Wednesday, July 2, 2014

Grow food not junk

My husband and I have chosen to retire in his hometown of Lafayette, Indiana.  Indiana has some pretty nice people and Lafayette, though it is a big city, has a small town atmosphere to it.  We like the cultural diversity and we like the fact that important things like stores, restaurants, parks, etc. are conveniently close to us.  Nothing is more than a ten minute drive for us.  We live in the city, but our house is on a corner lot on a dead end street.  The front yard faces the city street, but our backyard is almost like living in the country.  Our backyard is quiet and a perfect spot to sit and watch the birds who frequent our many bird feeders.

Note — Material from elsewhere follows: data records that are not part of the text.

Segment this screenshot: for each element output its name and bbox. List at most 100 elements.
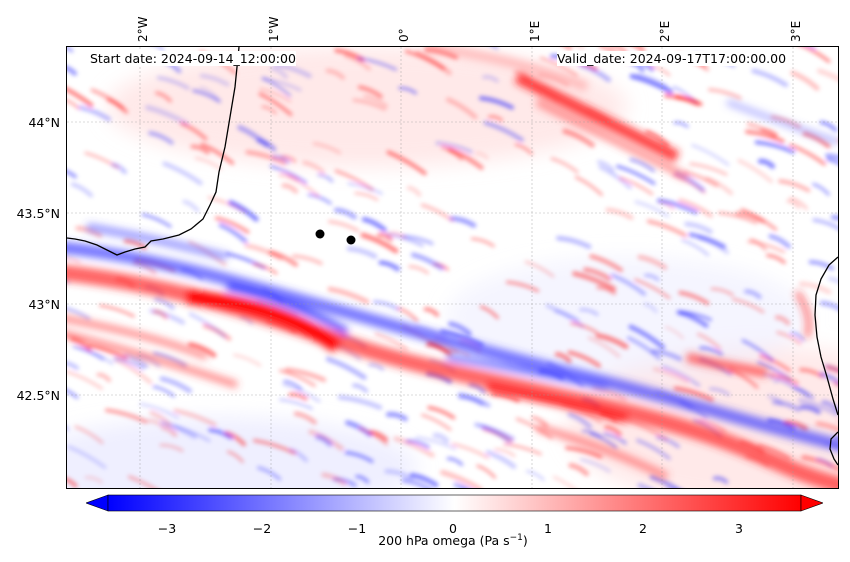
streak [503,443,542,456]
streak [479,305,499,320]
streak [746,122,777,139]
streak [457,392,491,408]
colorbar-tick-3: 3 [735,521,743,536]
streak [826,157,838,165]
point-1[interactable] [315,229,325,239]
streak [307,193,332,205]
streak [651,349,682,361]
streak [104,408,148,424]
streak [124,353,149,368]
streak [302,160,325,174]
streak [768,233,791,249]
streak [173,408,217,427]
streak [288,392,308,401]
streak [628,324,666,350]
streak [357,57,398,71]
colorbar-label-exponent: −1 [509,533,523,543]
streak [688,232,726,249]
streak [574,175,603,196]
streak [505,280,540,293]
streak [790,331,805,342]
streak [415,50,452,76]
streak [190,144,210,155]
lon-tick-2e: 2°E [658,20,672,42]
streak [830,214,838,221]
streak [345,420,373,437]
streak [634,200,670,218]
streak [393,436,435,458]
streak [771,399,801,412]
streak [67,47,74,53]
streak [346,246,378,259]
streak [199,86,219,100]
streak [386,150,427,176]
streak [476,464,497,479]
streak [579,308,599,316]
streak [562,128,595,148]
streak [616,164,656,185]
streak [643,302,658,313]
streak [564,47,572,51]
colorbar-label-main: 200 hPa omega (Pa s [378,533,510,549]
streak [819,300,838,311]
fine-streaks [67,47,838,488]
streak [378,261,401,270]
streak [824,364,838,372]
streak [406,185,422,197]
colorbar-tick-0: 0 [449,521,457,536]
streak [470,237,495,248]
streak [735,211,765,224]
streak [67,388,79,399]
coastline-east [814,256,838,416]
colorbar-tick-1: 1 [544,521,552,536]
streak [661,365,701,387]
streak [372,300,400,311]
streak [637,483,653,488]
streak [283,379,303,391]
streak [776,331,802,345]
streak [656,198,699,215]
streak [644,274,660,281]
streak [565,446,603,459]
streak [524,260,555,278]
lat-tick-44n: 44°N [28,115,60,130]
streak [678,198,714,218]
streak [67,361,79,370]
streak [829,47,838,48]
streak [228,200,259,222]
streak [256,138,277,152]
streak [421,413,452,431]
streak [650,65,671,77]
streak [70,182,93,198]
start-date-label: Start date: 2024-09-14_12:00:00 [90,51,296,66]
streak [789,196,808,210]
streak [636,438,671,460]
streak [799,404,821,415]
streak [801,47,831,63]
lon-tick-2w: 2°W [136,16,150,43]
map-panel[interactable] [66,46,839,489]
streak [423,307,440,317]
streak [581,429,602,438]
lat-tick-43n: 43°N [28,297,60,312]
streak [812,218,838,230]
streak [828,276,838,284]
streak [636,72,669,88]
streak [269,165,308,184]
point-2[interactable] [346,235,356,245]
colorbar-label-end: ) [522,533,528,549]
streak [385,411,408,422]
streak [494,448,516,457]
streak [368,362,385,371]
streak [488,115,503,122]
streak [347,182,383,195]
coastline-west [67,47,240,256]
streak [352,98,387,111]
streak [148,131,174,145]
streak [710,287,734,296]
streak [482,75,499,83]
streak [114,357,153,385]
streak [646,219,687,238]
streak [757,444,791,460]
streak [214,216,250,234]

We have noticed that most of our neighbors have backyards too.  Steve and I decided to turn part of our backyard into something useful.  Rather than mow a lot of grass, we feel it is much more productive as a vegetable garden.  Most of our neighbors, like us, are not real well off.  We have been wondering why they too, have not turned their yards into a useful garden.  The price of meat and produce in the local grocery stores isn't getting cheaper, so there is nothing more satisfying than the feeling of feeding yourself and your family.  

We have looked down our street since we moved in and we notice a lot of neighbors do not like to mow grass, they allow it to get quite tall and to the point of the city having to send them letters to mow it.  We wonder why this is.  One, or more neighbors, have even taken to placing junk not just in their backyards, but also on the street.  We mean junk, stuff that neighborhood kids could very well get hurt on.

 This is so totally uncalled for




I don't care how someone was brought up.  Hoarding junk on the street and in your backyard for all to see, making your neighborhood look rundown, is not acceptable.  We may all be a bit poor in this neighborhood, but we don't have to wear signs advertising we are poor and for too many, smack of ill breeding to boot.  It's what my Mom used to call: "Pooping where you eat."  Stop it!  Steve and I hate to mow grass too and besides, we cannot eat grass and we view it as useless.

Many people are going to say: "But I don't know how to grow vegetables, I have no tiller, my soil is poor."  Well the list of excuses can go on and on.  How do Steve and I do it?

The soil in our backyard is clay only about four inches down.  We looked on Craig's List and found a person who will till any size garden plot for only $45.  We had checked rentals of tillers and the price was as follows: $45 for delivery of a tiller, $45 a day for the use of it and $45 for the rental people to pick it up.  Hell no!  So the $45 we spend for the gentleman to come till it up with his tractor, was well worth it.  If you do it right, the $45 tilling is a one time expense. After it was tilled, we knew we had to build up our soil in order for anything to grow.  We decided to do French Intensive raised bed gardening.  We piled the pulverized soil into six mounds and we purchased organic fertilizer at $1.09 a bag.   We bought six bags (one for each raised bed) for a little over $12 total.  

Raised beds work very well for keeping the fertilizer just where you will grow plants.  This way not one drop of it gets wasted on walking paths.  Raised beds stay light and airy and are so much easier to weed and to water.  

 Our raised bed garden, picture taken today.

We cannot afford to continue to buy organic fertilizer so I place all of our used coffee grounds, along with any green organic scraps, into an old coffee can and when full, I spread it around plants, covering it with soil as I go.  We now have turned bad soil into a good growing medium, full of worms.  Oh, did I mention that with enough worms, you need to till or fertilize much less because they will do the work for you, making your job much easier.

Even if you live in an apartment building, you can grow a lot of food in containers.  Almost anything can be painted and used for growing vegetable or herb plants.  Even on a small scale, you will save money at the grocery store with each less fresh food item you would normally buy.

 Our zucchini plants in full bloom



 Our cantaloupe plants from seeds.  We have an entire row of them.  Melons now cost $4.00 each in the stores.  The seed packets cost us just 10 cents each.


 Beautiful tomato plants.  A friend of Steve's gave us six of the plants.  But we do have two volunteer plants as big as these, growing also.  You can direct seed tomato plants in good soil, for about 10 cents for an entire pack of seeds.


 Nothing is more satisfying than sitting on our back porch watching the vegetables grow.



Zinnias in the front yard.  Another 10 cent seed packet.


We were reading, today, that someone broke into a community garden, in Lafayette, near the Boys and Girls club and stole a bunch of vegetable plants.  Seriously?  Is this how people are being brought up these days?  Grow your own in your own backyard.  Anyone can do this, no excuses.  Give it a try.  Beats the heck out of mowing useless grass.